La sunk cost fallacy, o fallacia dei costi irrecuperabili, si verifica quando continuiamo a impegnarci in qualcosa che non ci dà più soddisfazione solo perché abbiamo già speso tempo, energie o risorse.
Nel 1985, gli psicologi Hal Arkes e Catherine Blumer condussero un esperimento con due gruppi di spettatori teatrali: chi aveva pagato di più per gli abbonamenti partecipava a più spettacoli, anche se non li gradiva. In altre parole, rinunciare all’investimento precedente appariva come uno spreco.

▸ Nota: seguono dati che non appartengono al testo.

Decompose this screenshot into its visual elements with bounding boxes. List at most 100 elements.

Lo stesso meccanismo si attiva nelle relazioni: interrompere un legame significherebbe riconoscere che tutte le emozioni, i sacrifici e i progetti condivisi non hanno più valore, e questo provoca una sofferenza reale, amplificata dal nostro cervello, programmato più per evitare le perdite che per massimizzare la felicità.
Il cervello e l'avversione alla perdita
Il cervello associa la perdita a un dolore fisico: le aree cerebrali attivate quando sentiamo di perdere qualcosa sono le stesse coinvolte nel dolore fisico. Così, quando abbiamo investito tempo e emozioni, l’idea di lasciar andare il tutto genera disagio e sofferenza.
Per ridurla, la mente cerca giustificazioni per fa sì che restare sembri meno doloroso che affrontare la realtà della perdita.
Quando il bias influisce sulle relazioni amorose
Studi come quello di Johnson e Rusbult (1989) mostrano che il livello di impegno percepito rende difficile abbandonare relazioni insoddisfacenti. Più il legame è lungo o intenso, più il cervello giustifica il permanere: “ho investito troppo per lasciare”, “dopo tutto quello che fatto per lui/lei…”.
La fallacia dei costi perduti fa sì che la scelta di restare non dipenda dall’amore residuo, ma dal desiderio di non sprecare ciò che è già stato dato.
Differenze e punti di contatto con la dipendenza affettiva
Non tutte le difficoltà a lasciare una persona derivano dalla fallacia dei costi perduti. In alcune relazioni si innesca la dipendenza affettiva.
La dipendenza affettiva è un fenomeno ben diverso, in primis non è un bias del cervello: ha radici ben più profonde, che coinvolgono autostima e attaccamento, ed è alimentata dalla profonda paura dell’abbandono.
La differenza chiave è nel coinvolgimento:
- nella fallacia dei costi perduti, la persona resta nella relazione consapevole di non essere soddisfatta;
- nella dipendenza affettiva, la persona resta perché non riesce a immaginare la propria vita senza l’altro.
Spesso, però, i due fenomeni si intrecciano: chi soffre di dipendenza affettiva può usare la fallacia dei costi perduti come giustificazione razionale, mentre chi cade nella fallacia può sviluppare gradualmente una forma di dipendenza emotiva, diventando più legato col passare del tempo.